- Born: 1951 (age 73–74) Cugnoli, Province of Pescara, Italy
- Education: University of Pisa
- Occupations: Engineer; Company co-founder; Company executive; Venture capitalist;
- Known for: Co-founder of Logitech
- Spouse: Ellen Jamason
- Children: 1

= Giacomo Marini =

American businessman (born 1951)

Giacomo Marini (/it/; born 1951 in Cugnoli, Province of Pescara, Italy) is an Italian businessman and engineer who is the founder and managing director at Noventi, an early-stage technology venture capital firm, based in Silicon Valley.

In 1981, Marini co-founded Logitech and remained with the company as a board member until 1992. From 2013 to 2017 he was chairman and CEO of Neato Robotics, a home robot company until its acquisition by Vorwerk.

==Career==
In 1981, Marini co-founded Logitech (Nasdaq: LOGI) with Daniel Borel and Pierluigi Zappacosta. He was with the company until 1992 as a board member and member of the management team launching Logitech. He served most recently as executive VP, chief operating officer.
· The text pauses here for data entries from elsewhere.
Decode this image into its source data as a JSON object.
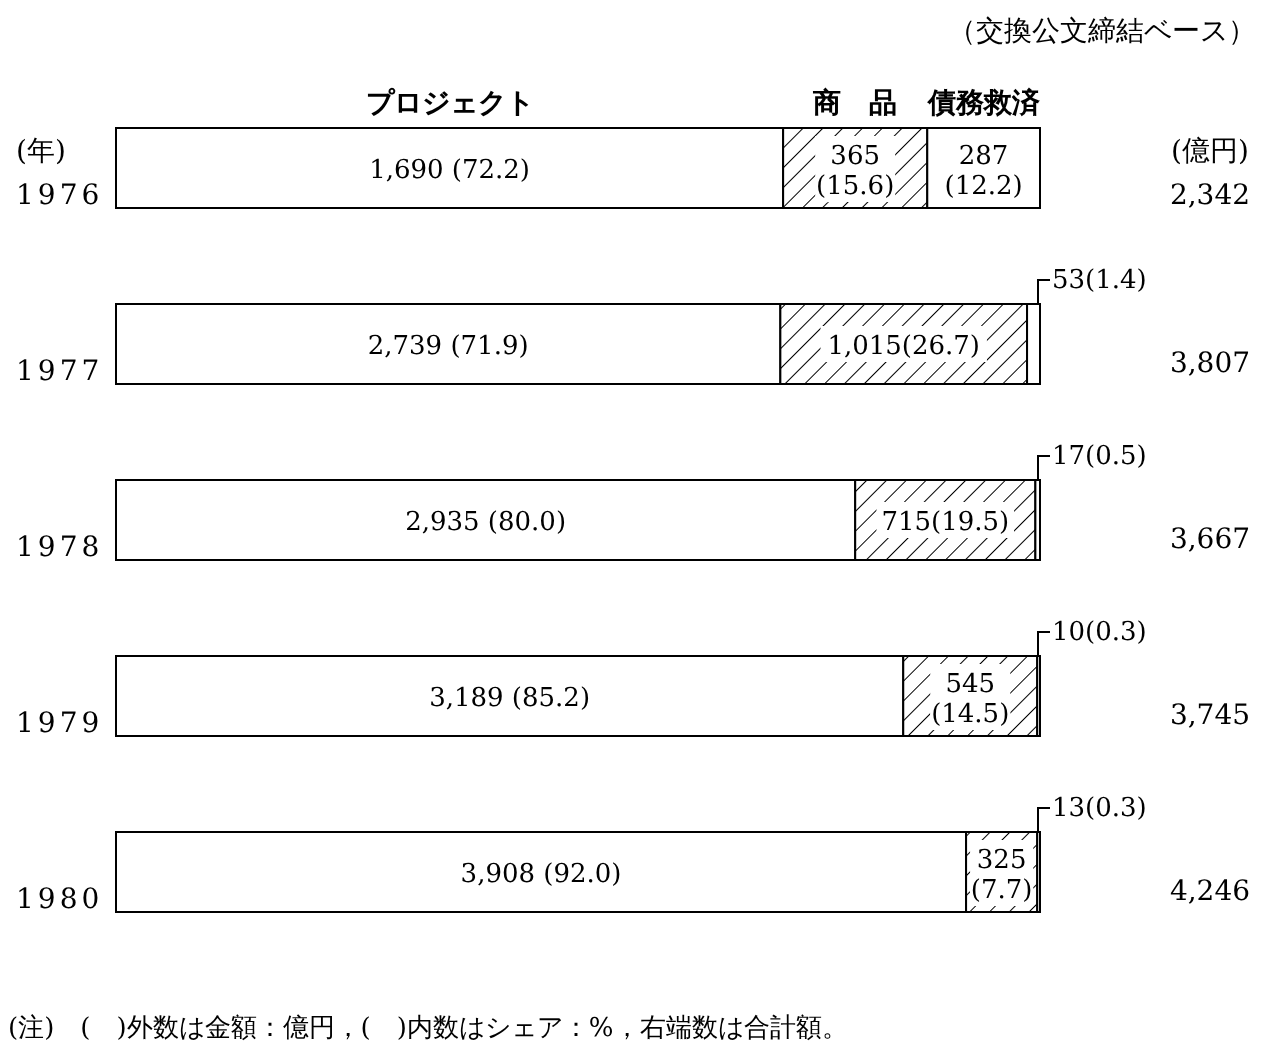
{
  "chart_data": {
    "type": "bar",
    "orientation": "horizontal",
    "stacked": true,
    "categories": [
      "1976",
      "1977",
      "1978",
      "1979",
      "1980"
    ],
    "series": [
      {
        "name": "プロジェクト",
        "color": "#ffffff",
        "values": [
          72.2,
          71.9,
          80.0,
          85.2,
          92.0
        ],
        "value_labels": [
          "1,690 (72.2)",
          "2,739 (71.9)",
          "2,935 (80.0)",
          "3,189 (85.2)",
          "3,908 (92.0)"
        ]
      },
      {
        "name": "商　品",
        "color": "#000000",
        "values": [
          15.6,
          26.7,
          19.5,
          14.5,
          7.7
        ],
        "value_labels": [
          "365 (15.6)",
          "1,015(26.7)",
          "715(19.5)",
          "545 (14.5)",
          "325 (7.7)"
        ]
      },
      {
        "name": "債務救済",
        "color": "#ffffff",
        "values": [
          12.2,
          1.4,
          0.5,
          0.3,
          0.3
        ],
        "value_labels": [
          "287 (12.2)",
          "53(1.4)",
          "17(0.5)",
          "10(0.3)",
          "13(0.3)"
        ]
      }
    ],
    "annotations": [
      "（交換公文締結ベース）",
      "(年)",
      "(億円)",
      "(注)　(　)外数は金額：億円，(　)内数はシェア：%，右端数は合計額。",
      "2,342",
      "3,807",
      "3,667",
      "3,745",
      "4,246"
    ]
  }
}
Earlier, he was executive vice president, engineering and operations; and vice president of engineering.

Prior to Logitech, he held technical and managerial positions with Olivetti and IBM.

From 1993 to 1995 Marini was president and CEO of No Hands Software (later known as Common Ground Software). No Hands Software created one of the first electronic publishing software, in the style of, and competitive to Adobe Acrobat. From 1998 to 1999, Marini served as interim chief executive officer of FutureTel, a digital video encoders company.

Marini is board member of PCTEL and of NextLabs. Previously he was chairman of Velomat from 2012 and 2020 until its acquisition by Sacmi, chairman of Neato Robotics from 2006 to 2018 until its acquisition by Vorwerk, chairman of Teknema, an Internet appliances company, director of Aurora Algae, Bitfone, Minerva Networks, Sygate and Silicon Valley advisor for CDB Web Tech, a venture capital fund of funds.

Marini is a former board member of NIAF, the National Italian American Foundation and a former member of the board of trustees of the University of California, Davis Foundation.

==Personal life==
He holds a Laurea degree, cum laude, in computer science from the University of Pisa, Italy.

Marini lives in Northern California with his wife, Ellen Jamason, and daughter Serena.